58 CVG_DEDUCTIBLE_YN VARCHAR No
This item will serve as a flag to let the end user know if the response has any deductible information
May contain organization-specific values: No
Category Entries:
No
Yes
59 FIRST_SPEC_AID_CODE VARCHAR No
First special aid code for the Treatment Authorization Request (TAR) for Medi-Cal.
60 SEC_SPEC_AID_CODE VARCHAR No
Second special aid code for the Treatment Authorization Request (TAR) for Medi-Cal.
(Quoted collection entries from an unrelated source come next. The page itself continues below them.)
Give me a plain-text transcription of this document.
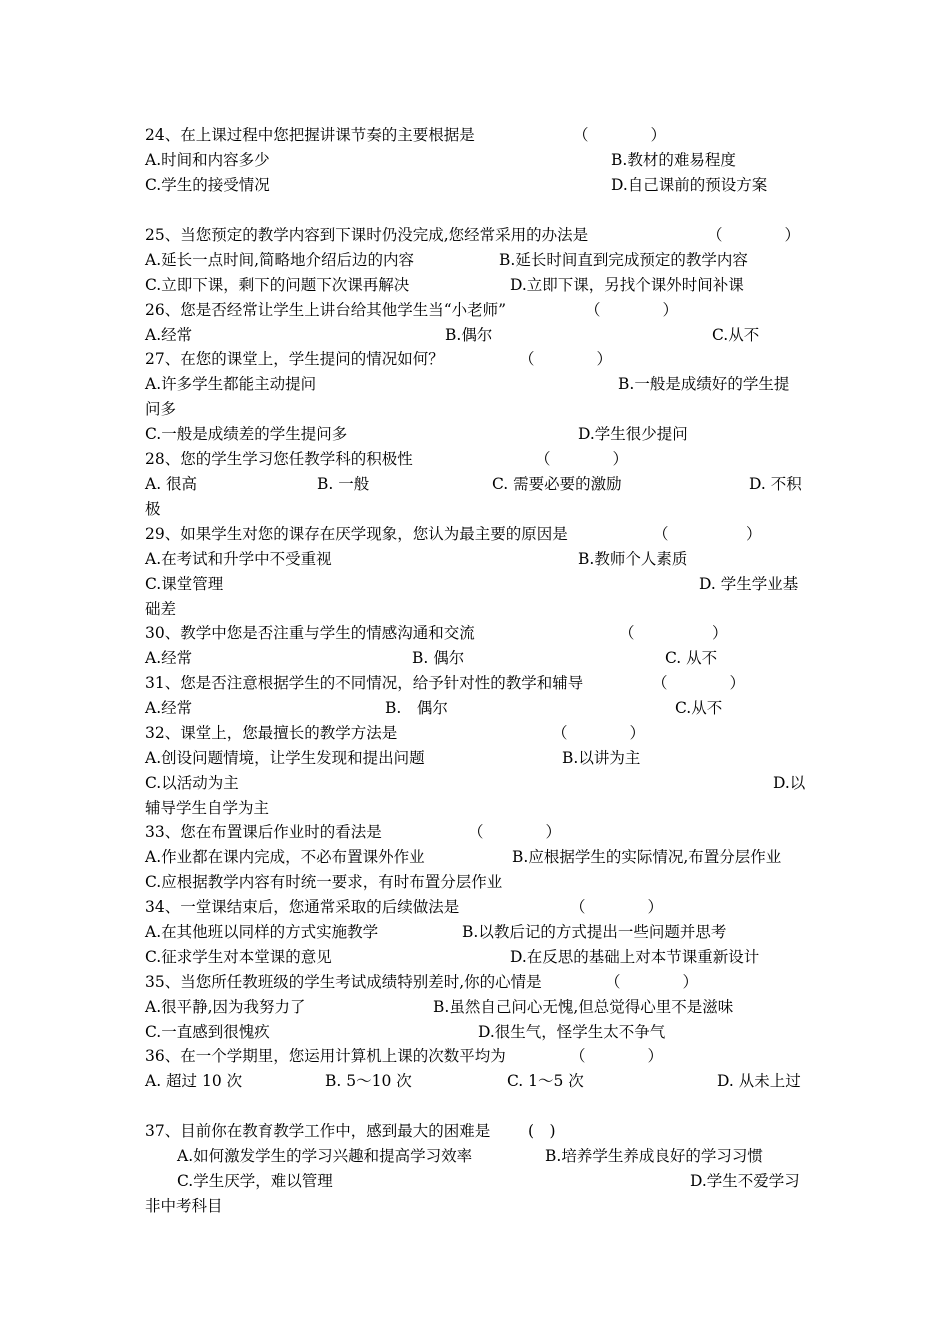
24、在上课过程中您把握讲课节奏的主要根据是	（　　　　）
A.时间和内容多少	B.教材的难易程度
C.学生的接受情况	D.自己课前的预设方案
25、当您预定的教学内容到下课时仍没完成,您经常采用的办法是	（　　　　）
A.延长一点时间,简略地介绍后边的内容	B.延长时间直到完成预定的教学内容
C.立即下课，剩下的问题下次课再解决	D.立即下课，另找个课外时间补课
26、您是否经常让学生上讲台给其他学生当“小老师”	（　　　　）
A.经常	B.偶尔	C.从不
27、在您的课堂上，学生提问的情况如何？	（　　　　）
A.许多学生都能主动提问	B.一般是成绩好的学生提
问多
C.一般是成绩差的学生提问多	D.学生很少提问
28、您的学生学习您任教学科的积极性	（　　　　）
A. 很高	B. 一般	C. 需要必要的激励	D. 不积
极
29、如果学生对您的课存在厌学现象，您认为最主要的原因是	（　　　　　）
A.在考试和升学中不受重视	B.教师个人素质
C.课堂管理	D. 学生学业基
础差
30、教学中您是否注重与学生的情感沟通和交流	（　　　　　）
A.经常	B. 偶尔	C. 从不
31、您是否注意根据学生的不同情况，给予针对性的教学和辅导	（　　　　）
A.经常	B.　偶尔	C.从不
32、课堂上，您最擅长的教学方法是	（　　　　）
A.创设问题情境，让学生发现和提出问题	B.以讲为主
C.以活动为主	D.以
辅导学生自学为主
33、您在布置课后作业时的看法是	（　　　　）
A.作业都在课内完成，不必布置课外作业	B.应根据学生的实际情况,布置分层作业
C.应根据教学内容有时统一要求，有时布置分层作业
34、一堂课结束后，您通常采取的后续做法是	（　　　　）
A.在其他班以同样的方式实施教学	B.以教后记的方式提出一些问题并思考
C.征求学生对本堂课的意见	D.在反思的基础上对本节课重新设计
35、当您所任教班级的学生考试成绩特别差时,你的心情是	（　　　　）
A.很平静,因为我努力了	B.虽然自己问心无愧,但总觉得心里不是滋味
C.一直感到很愧疚	D.很生气，怪学生太不争气
36、在一个学期里，您运用计算机上课的次数平均为	（　　　　）
A. 超过 10 次	B. 5～10 次	C. 1～5 次	D. 从未上过
37、目前你在教育教学工作中，感到最大的困难是 (　)
A.如何激发学生的学习兴趣和提高学习效率	B.培养学生养成良好的学习习惯
C.学生厌学，难以管理	D.学生不爱学习
非中考科目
61 THRD_SPEC_AID_CODE VARCHAR No
Third special aid code for the Treatment Authorization Request (TAR) for Medi-Cal.
62 EVC_NUM VARCHAR No
Eligibility Verification Confirmation (EVC) that is used on the Treatment Authorization Request (TAR) for Medi-Cal.
63 COUNTY_CODE_C_NAME VARCHAR No
This item will store the county code that is returned from the 271 message.
May contain organization-specific values: Yes
No Entries Defined
64 EXT_ROUTING_NUM_C_NAME VARCHAR No
The external routing number for the coverage
May contain organization-specific values: Yes
No Entries Defined
65 SUBSCR_OR_SELF_MEM_PAT_ID VARCHAR No
This item contains the subscriber patient Id of a coverage and will be used to associate patients with linked premium billing accounts for EHI.